In comments to The Washington Stand, Hans Von Spakovsky, a senior legal fellow at the Heritage Foundation’s Edwin Meese III Center for Legal and Judicial Studies, stated, “This is a ridiculous, lawless decision by a senior judge who should have completely retired when he took senior status over a decade ago.” He explained, “Lamberth apparently believes that male prisoners who pretend they are women have a legal right to demand that the federal prison system provide them — at taxpayer expense — with women’s clothing, accessories, and hormones. Convicted criminals have no such constitutional right, and there is no such right under any federal statute, either.”
Von Spakovsky added, “This is an absurd example of an arrogant federal judge who thinks he can do anything he wants in a courtroom, going so far outside of his legal authority that it would make a good headline in ‘The Babylon Bee’ if it wasn’t a real case.”

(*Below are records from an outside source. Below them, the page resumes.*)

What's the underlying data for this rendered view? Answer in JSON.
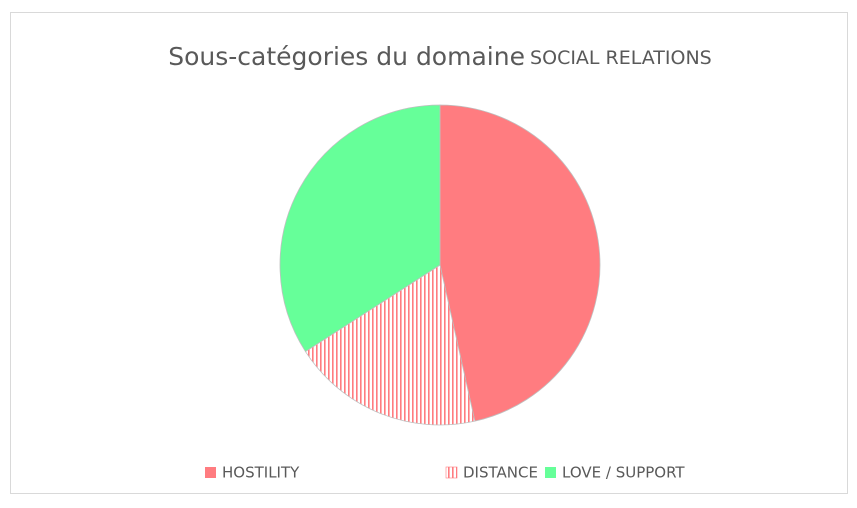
{
  "chart_data": {
    "type": "pie",
    "title": [
      "Sous-catégories du domaine",
      "SOCIAL RELATIONS"
    ],
    "categories": [
      "HOSTILITY",
      "DISTANCE",
      "LOVE / SUPPORT"
    ],
    "values": [
      46.5,
      19.4,
      34.1
    ],
    "colors": [
      "#ff7c80",
      "#ff7c80",
      "#66ff99"
    ],
    "patterns": [
      null,
      "vertical-stripes",
      null
    ],
    "legend": "bottom"
  }
}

Although Lamberth’s injunction is in response to an APA complaint, his reference to the Eighth Amendment seemingly indicates that he may consider the BOP’s policy shift on gender transition procedures to be outright unconstitutional. The Eighth Amendment prohibits “cruel and unusual punishments” and, according to the U.S. Supreme Court’s 1976 ruling in Estelle v. Gamble, denying prisoners access to “medically necessary” treatment qualifies as “cruel and unusual” punishment.

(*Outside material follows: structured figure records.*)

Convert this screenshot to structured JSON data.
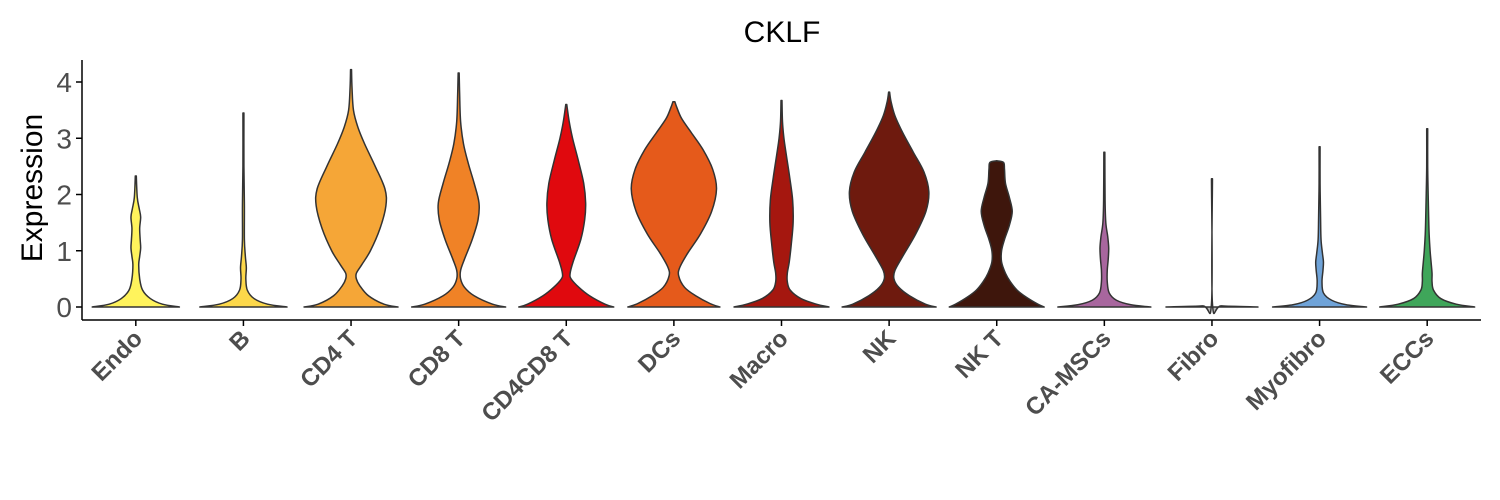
{
  "chart_data": {
    "type": "violin",
    "title": "CKLF",
    "xlabel": "",
    "ylabel": "Expression",
    "ylim": [
      -0.22,
      4.4
    ],
    "yticks": [
      "0",
      "1",
      "2",
      "3",
      "4"
    ],
    "grid": false,
    "legend": "none",
    "categories": [
      "Endo",
      "B",
      "CD4 T",
      "CD8 T",
      "CD4CD8 T",
      "DCs",
      "Macro",
      "NK",
      "NK T",
      "CA-MSCs",
      "Fibro",
      "Myofibro",
      "ECCs"
    ],
    "colors": [
      "#FFF35C",
      "#FDD84A",
      "#F5A637",
      "#F08226",
      "#E0090E",
      "#E55A1B",
      "#A5170F",
      "#6E1A0E",
      "#3E160C",
      "#A8669E",
      "#B8B8B8",
      "#6FA3D8",
      "#3FA65A"
    ],
    "violins": [
      {
        "category": "Endo",
        "max": 2.33,
        "profile": [
          [
            0,
            0.9
          ],
          [
            0.05,
            0.55
          ],
          [
            0.15,
            0.3
          ],
          [
            0.3,
            0.14
          ],
          [
            0.5,
            0.08
          ],
          [
            0.75,
            0.06
          ],
          [
            0.9,
            0.08
          ],
          [
            1.05,
            0.1
          ],
          [
            1.2,
            0.09
          ],
          [
            1.4,
            0.08
          ],
          [
            1.6,
            0.1
          ],
          [
            1.75,
            0.07
          ],
          [
            1.95,
            0.03
          ],
          [
            2.33,
            0.01
          ]
        ]
      },
      {
        "category": "B",
        "max": 3.45,
        "profile": [
          [
            0,
            0.9
          ],
          [
            0.05,
            0.5
          ],
          [
            0.15,
            0.22
          ],
          [
            0.3,
            0.08
          ],
          [
            0.5,
            0.05
          ],
          [
            0.7,
            0.06
          ],
          [
            0.9,
            0.04
          ],
          [
            1.2,
            0.02
          ],
          [
            1.8,
            0.02
          ],
          [
            2.5,
            0.01
          ],
          [
            3.45,
            0.01
          ]
        ]
      },
      {
        "category": "CD4 T",
        "max": 4.22,
        "profile": [
          [
            0,
            0.97
          ],
          [
            0.05,
            0.68
          ],
          [
            0.2,
            0.36
          ],
          [
            0.38,
            0.18
          ],
          [
            0.5,
            0.11
          ],
          [
            0.6,
            0.11
          ],
          [
            0.75,
            0.22
          ],
          [
            1.0,
            0.4
          ],
          [
            1.4,
            0.6
          ],
          [
            1.8,
            0.72
          ],
          [
            2.1,
            0.7
          ],
          [
            2.5,
            0.5
          ],
          [
            2.9,
            0.28
          ],
          [
            3.2,
            0.14
          ],
          [
            3.5,
            0.05
          ],
          [
            3.9,
            0.02
          ],
          [
            4.22,
            0.01
          ]
        ]
      },
      {
        "category": "CD8 T",
        "max": 4.16,
        "profile": [
          [
            0,
            0.97
          ],
          [
            0.05,
            0.7
          ],
          [
            0.2,
            0.32
          ],
          [
            0.35,
            0.12
          ],
          [
            0.5,
            0.04
          ],
          [
            0.65,
            0.04
          ],
          [
            0.85,
            0.12
          ],
          [
            1.2,
            0.28
          ],
          [
            1.55,
            0.4
          ],
          [
            1.85,
            0.42
          ],
          [
            2.2,
            0.32
          ],
          [
            2.55,
            0.2
          ],
          [
            2.9,
            0.1
          ],
          [
            3.3,
            0.04
          ],
          [
            3.8,
            0.02
          ],
          [
            4.16,
            0.01
          ]
        ]
      },
      {
        "category": "CD4CD8 T",
        "max": 3.6,
        "profile": [
          [
            0,
            0.98
          ],
          [
            0.05,
            0.8
          ],
          [
            0.2,
            0.48
          ],
          [
            0.35,
            0.26
          ],
          [
            0.5,
            0.1
          ],
          [
            0.6,
            0.08
          ],
          [
            0.8,
            0.14
          ],
          [
            1.2,
            0.3
          ],
          [
            1.55,
            0.38
          ],
          [
            1.85,
            0.4
          ],
          [
            2.2,
            0.36
          ],
          [
            2.6,
            0.25
          ],
          [
            3.0,
            0.13
          ],
          [
            3.3,
            0.06
          ],
          [
            3.6,
            0.01
          ]
        ]
      },
      {
        "category": "DCs",
        "max": 3.65,
        "profile": [
          [
            0,
            0.95
          ],
          [
            0.06,
            0.75
          ],
          [
            0.2,
            0.45
          ],
          [
            0.35,
            0.22
          ],
          [
            0.55,
            0.1
          ],
          [
            0.7,
            0.12
          ],
          [
            0.95,
            0.28
          ],
          [
            1.3,
            0.55
          ],
          [
            1.7,
            0.78
          ],
          [
            2.1,
            0.88
          ],
          [
            2.45,
            0.8
          ],
          [
            2.8,
            0.6
          ],
          [
            3.1,
            0.36
          ],
          [
            3.35,
            0.16
          ],
          [
            3.55,
            0.06
          ],
          [
            3.65,
            0.02
          ]
        ]
      },
      {
        "category": "Macro",
        "max": 3.67,
        "profile": [
          [
            0,
            0.98
          ],
          [
            0.05,
            0.72
          ],
          [
            0.15,
            0.4
          ],
          [
            0.3,
            0.18
          ],
          [
            0.45,
            0.12
          ],
          [
            0.6,
            0.12
          ],
          [
            0.8,
            0.16
          ],
          [
            1.1,
            0.2
          ],
          [
            1.5,
            0.24
          ],
          [
            1.9,
            0.23
          ],
          [
            2.3,
            0.17
          ],
          [
            2.7,
            0.1
          ],
          [
            3.0,
            0.05
          ],
          [
            3.3,
            0.02
          ],
          [
            3.67,
            0.01
          ]
        ]
      },
      {
        "category": "NK",
        "max": 3.82,
        "profile": [
          [
            0,
            0.97
          ],
          [
            0.05,
            0.75
          ],
          [
            0.2,
            0.42
          ],
          [
            0.35,
            0.2
          ],
          [
            0.5,
            0.1
          ],
          [
            0.65,
            0.12
          ],
          [
            0.9,
            0.28
          ],
          [
            1.3,
            0.55
          ],
          [
            1.7,
            0.76
          ],
          [
            2.05,
            0.82
          ],
          [
            2.4,
            0.72
          ],
          [
            2.75,
            0.5
          ],
          [
            3.1,
            0.28
          ],
          [
            3.4,
            0.12
          ],
          [
            3.65,
            0.04
          ],
          [
            3.82,
            0.01
          ]
        ]
      },
      {
        "category": "NK T",
        "max": 2.6,
        "profile": [
          [
            0,
            0.98
          ],
          [
            0.05,
            0.85
          ],
          [
            0.18,
            0.6
          ],
          [
            0.3,
            0.42
          ],
          [
            0.45,
            0.28
          ],
          [
            0.6,
            0.18
          ],
          [
            0.8,
            0.1
          ],
          [
            1.0,
            0.1
          ],
          [
            1.2,
            0.16
          ],
          [
            1.45,
            0.26
          ],
          [
            1.7,
            0.32
          ],
          [
            1.95,
            0.26
          ],
          [
            2.2,
            0.18
          ],
          [
            2.45,
            0.16
          ],
          [
            2.57,
            0.14
          ],
          [
            2.6,
            0.0
          ]
        ]
      },
      {
        "category": "CA-MSCs",
        "max": 2.75,
        "profile": [
          [
            0,
            0.96
          ],
          [
            0.04,
            0.55
          ],
          [
            0.12,
            0.25
          ],
          [
            0.25,
            0.1
          ],
          [
            0.45,
            0.06
          ],
          [
            0.65,
            0.06
          ],
          [
            0.85,
            0.08
          ],
          [
            1.05,
            0.09
          ],
          [
            1.25,
            0.07
          ],
          [
            1.5,
            0.03
          ],
          [
            1.9,
            0.015
          ],
          [
            2.75,
            0.01
          ]
        ]
      },
      {
        "category": "Fibro",
        "max": 2.28,
        "profile": [
          [
            0,
            0.95
          ],
          [
            0.02,
            0.2
          ],
          [
            0.06,
            0.01
          ],
          [
            2.28,
            0.01
          ]
        ]
      },
      {
        "category": "Myofibro",
        "max": 2.85,
        "profile": [
          [
            0,
            0.97
          ],
          [
            0.04,
            0.55
          ],
          [
            0.12,
            0.25
          ],
          [
            0.25,
            0.08
          ],
          [
            0.45,
            0.05
          ],
          [
            0.65,
            0.07
          ],
          [
            0.8,
            0.08
          ],
          [
            0.95,
            0.06
          ],
          [
            1.2,
            0.03
          ],
          [
            1.6,
            0.02
          ],
          [
            2.2,
            0.01
          ],
          [
            2.85,
            0.01
          ]
        ]
      },
      {
        "category": "ECCs",
        "max": 3.17,
        "profile": [
          [
            0,
            0.98
          ],
          [
            0.05,
            0.6
          ],
          [
            0.15,
            0.28
          ],
          [
            0.3,
            0.13
          ],
          [
            0.45,
            0.1
          ],
          [
            0.6,
            0.1
          ],
          [
            0.8,
            0.08
          ],
          [
            1.0,
            0.06
          ],
          [
            1.3,
            0.04
          ],
          [
            1.6,
            0.03
          ],
          [
            2.0,
            0.02
          ],
          [
            2.5,
            0.01
          ],
          [
            3.17,
            0.01
          ]
        ]
      }
    ]
  }
}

The U.S. Court of Appeals for the Ninth Circuit determined in 2020’s Edmo v. Corizon that gender transition procedures are “medically necessary” and cannot therefore be denied to prisoners who identify as transgender, although the Supreme Court has not yet reached the same conclusion. Numerous studies, however, have demonstrated that gender transition procedures do not alleviate the risk of suicide or suicidal ideation — and, in fact, increase the risk — and further cause significant, lasting damage, including worsened mental health and irreversible sterility and infertility.
According to BOP data, less than 2,200 of the roughly 145,000 inmates currently incarcerated in federal prisons — that is, about 1.5% — identify as transgender. The majority (51%) of biologically male federal prisoners who identify as transgender are in prison for sex offenses, while the majority (over 55%) of biologically female federal prisoners who identify as transgender are in prison for drug offenses.
S.A. McCarthy serves as a news writer at The Washington Stand.